Based on our mission, we do seek to raise the amount of civic engagement and social inclusion in these forums. While “who can recommend a good plumber?” is completely legitimate neighborly communication, we work to leverage the attractiveness of these forums to introduce local public issues, promote government transparency (and information use), and public participation at all levels. More importantly, our sense is that most of the online groups serving neighborhoods are NOT in lower income, more diverse areas and these areas are clearly being left behind. This must be addressed. Our inclusion efforts are embryonic and extremely rare.

Looking forward, we want to help “move the field”  and double the number of people on such networks to 16 million people. We can cover perhaps 20 to 40 thousand people in a few years. Who will bring in the rest?

Will it be you? One neighborhood at time? Or some other approach?

Our friends at the Front Porch Forum in Vermont (check out this great article), NeighborsforNeighbors.org in Boston, and i-Neighbors research project are part of a family of other “network” projects exploring how to connect people who live near one another online each with various nuances. (See our wiki for an extensive collection of social media in local public life links.) These projects are on to something. It is a big world our there with lots of room for different models.

To us, the biggest gap is the lack of a dynamically up-to-date and comprehensive geo-coded directory of these local two-way spaces online (we are exploring possible partnership ideas with mySociety.org’s GroupsNearYou.com site, but that site is “manual” so to speak). If we can’t promote where to find these local sites nationally, it is nearly impossible to find them online for your area. Word of mouth is the only option and extremely limiting.

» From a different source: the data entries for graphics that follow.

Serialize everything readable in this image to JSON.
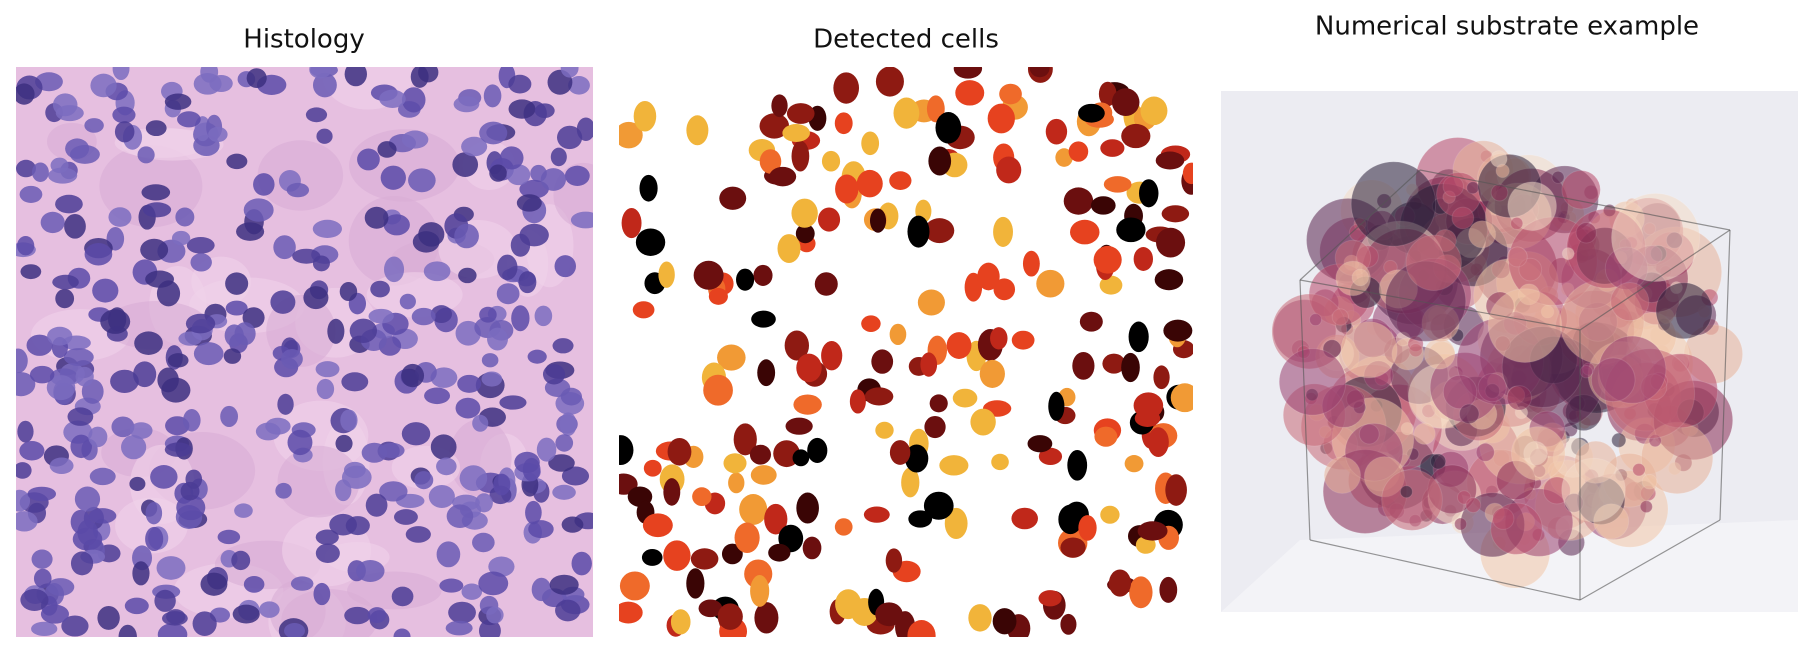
{
  "panels": [
    {
      "title": "Histology"
    },
    {
      "title": "Detected cells"
    },
    {
      "title": "Numerical substrate example"
    }
  ]
}
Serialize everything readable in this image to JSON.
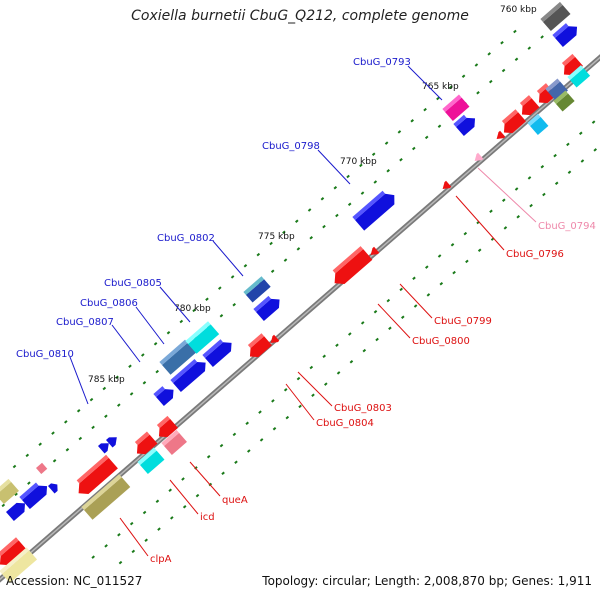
{
  "title": "Coxiella burnetii CbuG_Q212, complete genome",
  "footer": {
    "accession_label": "Accession:",
    "accession": "NC_011527",
    "topology_label": "Topology:",
    "topology": "circular",
    "length_label": "Length:",
    "length": "2,008,870 bp",
    "genes_label": "Genes:",
    "genes": "1,911"
  },
  "colors": {
    "backbone": "#8a8a8a",
    "tick_dot": "#1a7a1a",
    "label_forward": "#1a1acc",
    "label_reverse": "#dd1111",
    "label_pink": "#ee88aa"
  },
  "kbp_ticks": [
    "760 kbp",
    "765 kbp",
    "770 kbp",
    "775 kbp",
    "780 kbp",
    "785 kbp"
  ],
  "gene_labels": [
    {
      "name": "CbuG_0793",
      "strand": "forward"
    },
    {
      "name": "CbuG_0798",
      "strand": "forward"
    },
    {
      "name": "CbuG_0802",
      "strand": "forward"
    },
    {
      "name": "CbuG_0805",
      "strand": "forward"
    },
    {
      "name": "CbuG_0806",
      "strand": "forward"
    },
    {
      "name": "CbuG_0807",
      "strand": "forward"
    },
    {
      "name": "CbuG_0810",
      "strand": "forward"
    },
    {
      "name": "CbuG_0794",
      "strand": "pink"
    },
    {
      "name": "CbuG_0796",
      "strand": "reverse"
    },
    {
      "name": "CbuG_0799",
      "strand": "reverse"
    },
    {
      "name": "CbuG_0800",
      "strand": "reverse"
    },
    {
      "name": "CbuG_0803",
      "strand": "reverse"
    },
    {
      "name": "CbuG_0804",
      "strand": "reverse"
    },
    {
      "name": "queA",
      "strand": "reverse"
    },
    {
      "name": "icd",
      "strand": "reverse"
    },
    {
      "name": "clpA",
      "strand": "reverse"
    }
  ]
}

Locals Online? Participation 3.0, Neighborly

Locals Online

To help move the field, we are first working to connect the field through a simple online community for those who host similar effort at the neighborhood level online. Sound interesting? Join Locals Online and get ready to sign our draft invite letter.

Participation 3.0

As a non-partisan “civic engagement” project, we see these community forums as the highly engaging and attractive “community life” online path that will help us introduce the next generation of local online civic engagement to a critical mass of “e-citizens.” As our new forums are promoted and launched, in addition to building the social fabric of our communities, we will also be able introduce broader local civic opportunities to participate in our new Participation 3.0 initiatives. Most e-democracy projects fail based on the lack of outreach and participants. Our existing and growing network gives us a chance to try new ideas quickly. We can fail fast and try new ideas cost-effectively until we figure out what works.

Neighborly

While many individual neighborhood forums are private and restricted to residents, ours’ are designed to be open to all. Being public gives you a voice. It gives you power and the ability to help set the agenda in your community.

That said, we do see a space for semi-private or mini-public “nearest neighbor” networking online that is well outside the glare of Google search. We see a need for “public life” social networking that is not just about chatting with your friends and families on Facebook in private life. We highlighted our geek-led volunteer-based Neighborly exploration in last month’s e-newsletter. On Saturday, we had our third code-a-thon and the next one is planned is planned for the afternoon of Sunday, April 11. Join our online working group to get involved.

Neighborly is an experiment. If it works, starting in Minneapolis and St. Paul, the combination of semi-private nearest neighbor “circles” online covering a couple block, public neighborhood forums covering 5-15,000 households, city-wide Issues Forums covering whole cities, and new Participation 3.0 features (like public meeting agenda alerts and comments) we will establish the world’s most active and dynamic local online environment for community engagement, participation, transparency, and collaboration to date. Now that is exciting.